Peter Dinklage Helen Bennett Kelvin Harrison, Jr. Ben Mendelsohn
Cyrano is a musical in which a princess, Roxanne (Bennett), is pining for love, to which her lady in waiting argues that “Love doesn’t last; what lasts is compromise and sacrifice.” (She means that Roxanne should be looking out for her economic welfare over love considerations), which goes right over the beautiful young woman’s head. Roxanne (Bennett) sings back that she never wants to marry unless she can find someone to love. Her current suitor, the Duke De Guiche (Mendelsohn) could indeed be her future, but Roxanne loathes him, and only sees him for what she can get from him (e.g., theater tickets).
What Roxanne doesn’t know is that her friend since childhood, Cyrano (Dinklage), has always loved her, but thinks that she will simply laugh at him for thinking she could fall in love with such a short man. The story develops from there, such that the man Roxanne is attracted to (from just a glance) is Christian (Harrison), a handsome guard under Cyrano’s command. The two exchange one glance from afar and both literally fall in love at first sight (or so it seems).
When Roxanne confesses to her friend Cyrano her love for Christian, who has just been recruited into the guard, she begs Cyrano to mentor and protect her love. Since he cannot deny Roxanne anything, he promises to do so, which puts him into a serious bind between his own interest and what he has promised. This bind leads to his writing love letters for Christian to send as his own to Roxanne.
It was serendipity that scheduled Houston critics to see Spielberg’s West Side Story the night before Cyrano, giving us the opportunity to contrast the two love stories. And what a difference; where West Side Story, despite its performance value (and my usual admiration for Spielberg), seemed to me to be a tiresome, dated, story of machismo, Joe Wright’s Cyrano makes an elegiac tribute to a man in an older period piece (17th Century), for whom compromise and sacrifice become very real to him, despite his acclaimed swordsmanship.
Sprinkled throughout the drama are bits of humor (Cyrano’s claim that “Halloween is my favorite holiday” after he has been called a freak, statements like “Her imperfections are perfect”), insightful observations (a narcissistic young woman singing, “I need more”), the non-glorification of fighting—even in the case of war), and demonstrations of true love (seen in Cyrano’s letters, soldiers’ letters home, and the final scene).

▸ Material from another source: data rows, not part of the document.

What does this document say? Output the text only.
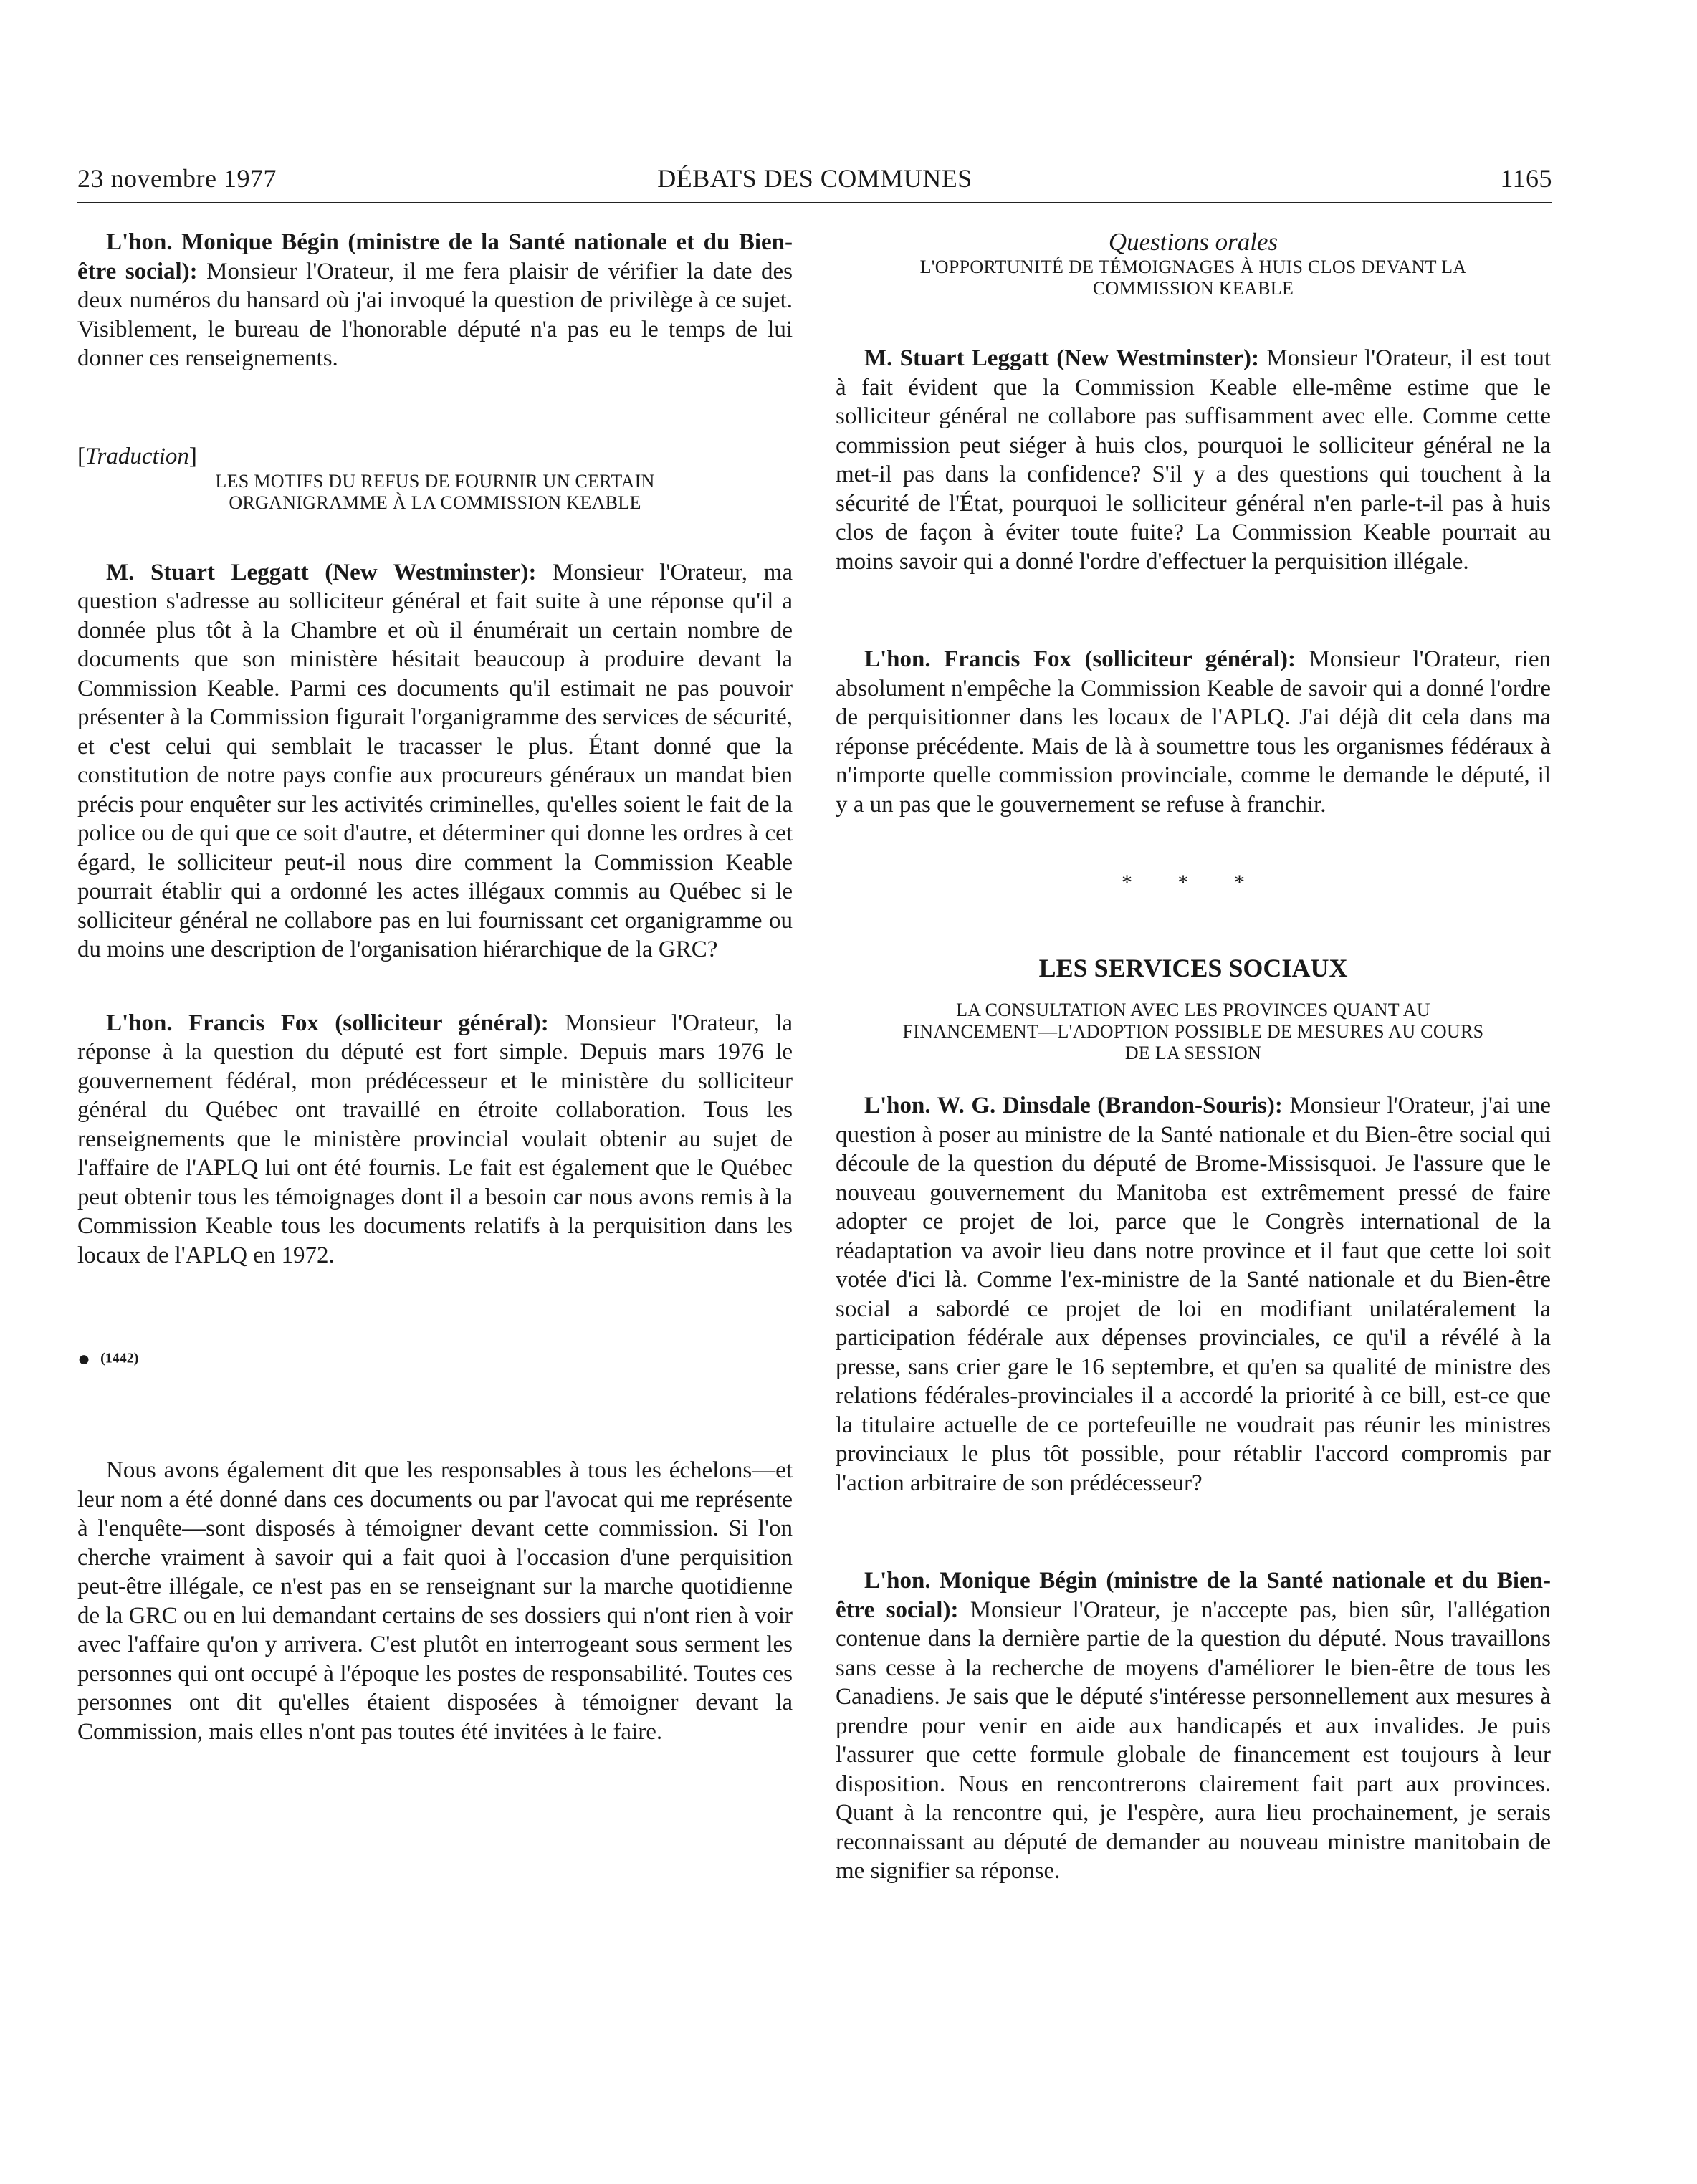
DÉBATS DES COMMUNES
23 novembre 1977	1165

L'hon. Monique Bégin (ministre de la Santé nationale et du Bien-être social): Monsieur l'Orateur, il me fera plaisir de vérifier la date des deux numéros du hansard où j'ai invoqué la question de privilège à ce sujet. Visiblement, le bureau de l'honorable député n'a pas eu le temps de lui donner ces renseignements.

[Traduction]

LES MOTIFS DU REFUS DE FOURNIR UN CERTAIN

ORGANIGRAMME À LA COMMISSION KEABLE

M. Stuart Leggatt (New Westminster): Monsieur l'Orateur, ma question s'adresse au solliciteur général et fait suite à une réponse qu'il a donnée plus tôt à la Chambre et où il énumérait un certain nombre de documents que son ministère hésitait beaucoup à produire devant la Commission Keable. Parmi ces documents qu'il estimait ne pas pouvoir présenter à la Commission figurait l'organigramme des services de sécurité, et c'est celui qui semblait le tracasser le plus. Étant donné que la constitution de notre pays confie aux procureurs généraux un mandat bien précis pour enquêter sur les activités criminelles, qu'elles soient le fait de la police ou de qui que ce soit d'autre, et déterminer qui donne les ordres à cet égard, le solliciteur peut-il nous dire comment la Commission Keable pourrait établir qui a ordonné les actes illégaux commis au Québec si le solliciteur général ne collabore pas en lui fournissant cet organigramme ou du moins une description de l'organisation hiérarchique de la GRC?

L'hon. Francis Fox (solliciteur général): Monsieur l'Orateur, la réponse à la question du député est fort simple. Depuis mars 1976 le gouvernement fédéral, mon prédécesseur et le ministère du solliciteur général du Québec ont travaillé en étroite collaboration. Tous les renseignements que le ministère provincial voulait obtenir au sujet de l'affaire de l'APLQ lui ont été fournis. Le fait est également que le Québec peut obtenir tous les témoignages dont il a besoin car nous avons remis à la Commission Keable tous les documents relatifs à la perquisition dans les locaux de l'APLQ en 1972.

● (1442)

Nous avons également dit que les responsables à tous les échelons—et leur nom a été donné dans ces documents ou par l'avocat qui me représente à l'enquête—sont disposés à témoigner devant cette commission. Si l'on cherche vraiment à savoir qui a fait quoi à l'occasion d'une perquisition peut-être illégale, ce n'est pas en se renseignant sur la marche quotidienne de la GRC ou en lui demandant certains de ses dossiers qui n'ont rien à voir avec l'affaire qu'on y arrivera. C'est plutôt en interrogeant sous serment les personnes qui ont occupé à l'époque les postes de responsabilité. Toutes ces personnes ont dit qu'elles étaient disposées à témoigner devant la Commission, mais elles n'ont pas toutes été invitées à le faire.

Questions orales

L'OPPORTUNITÉ DE TÉMOIGNAGES À HUIS CLOS DEVANT LA

COMMISSION KEABLE

M. Stuart Leggatt (New Westminster): Monsieur l'Orateur, il est tout à fait évident que la Commission Keable elle-même estime que le solliciteur général ne collabore pas suffisamment avec elle. Comme cette commission peut siéger à huis clos, pourquoi le solliciteur général ne la met-il pas dans la confidence? S'il y a des questions qui touchent à la sécurité de l'État, pourquoi le solliciteur général n'en parle-t-il pas à huis clos de façon à éviter toute fuite? La Commission Keable pourrait au moins savoir qui a donné l'ordre d'effectuer la perquisition illégale.

L'hon. Francis Fox (solliciteur général): Monsieur l'Orateur, rien absolument n'empêche la Commission Keable de savoir qui a donné l'ordre de perquisitionner dans les locaux de l'APLQ. J'ai déjà dit cela dans ma réponse précédente. Mais de là à soumettre tous les organismes fédéraux à n'importe quelle commission provinciale, comme le demande le député, il y a un pas que le gouvernement se refuse à franchir.

* * *

LES SERVICES SOCIAUX

LA CONSULTATION AVEC LES PROVINCES QUANT AU

FINANCEMENT—L'ADOPTION POSSIBLE DE MESURES AU COURS

DE LA SESSION

L'hon. W. G. Dinsdale (Brandon-Souris): Monsieur l'Orateur, j'ai une question à poser au ministre de la Santé nationale et du Bien-être social qui découle de la question du député de Brome-Missisquoi. Je l'assure que le nouveau gouvernement du Manitoba est extrêmement pressé de faire adopter ce projet de loi, parce que le Congrès international de la réadaptation va avoir lieu dans notre province et il faut que cette loi soit votée d'ici là. Comme l'ex-ministre de la Santé nationale et du Bien-être social a sabordé ce projet de loi en modifiant unilatéralement la participation fédérale aux dépenses provinciales, ce qu'il a révélé à la presse, sans crier gare le 16 septembre, et qu'en sa qualité de ministre des relations fédérales-provinciales il a accordé la priorité à ce bill, est-ce que la titulaire actuelle de ce portefeuille ne voudrait pas réunir les ministres provinciaux le plus tôt possible, pour rétablir l'accord compromis par l'action arbitraire de son prédécesseur?

L'hon. Monique Bégin (ministre de la Santé nationale et du Bien-être social): Monsieur l'Orateur, je n'accepte pas, bien sûr, l'allégation contenue dans la dernière partie de la question du député. Nous travaillons sans cesse à la recherche de moyens d'améliorer le bien-être de tous les Canadiens. Je sais que le député s'intéresse personnellement aux mesures à prendre pour venir en aide aux handicapés et aux invalides. Je puis l'assurer que cette formule globale de financement est toujours à leur disposition. Nous en rencontrerons clairement fait part aux provinces. Quant à la rencontre qui, je l'espère, aura lieu prochainement, je serais reconnaissant au député de demander au nouveau ministre manitobain de me signifier sa réponse.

Screenwriter Erica Schmidt is the one who took a different view of Cyrano the character by focusing not on his nose, but making him a dwarf mocked for his stature, and one who believes no woman could love him as he is. (There is tenderness in this concept in that Schmidt is married to Dinklage, and she wrote the part specifically for him.)
Peter Dinklage has long been one of my favorite actors, and it is high time he gets an Academy award for his performance as lead in a major motion picture. He has numerous other awards to count, but I think it’s time his nominations and awards for “Most Promising Actor” in The Station Agent (2004) and supporting actor for Game of Thrones and Three Billboards Outside Ebbing, Missouri be followed up with more than a nod from the Academy—for his acting. Admittedly, singing is not his strong suit, but his resonant bass still pleases.
Joe Wright’s previous films (e.g., Pride and Prejudice, Atonement, Darkest Hour) are testament to his talent in the art and craft of filmmaking. Elements contributing to his success in Cyrano include Aaron and Bryce Dessner’s music, Seamus McGarvey’s cinematography, and Sarah Greenwood’s production design, some of whom have collaborated with Wright on other projects.
Cyrano, with the swagger and expert swordplay of Tyrion (Dinklage) in Game of Thrones has a much bigger heart and compassion to go with his more macho qualities. He is a truly admirable soldier in this production, but as skilled in the art of language as he is in wielding a sword.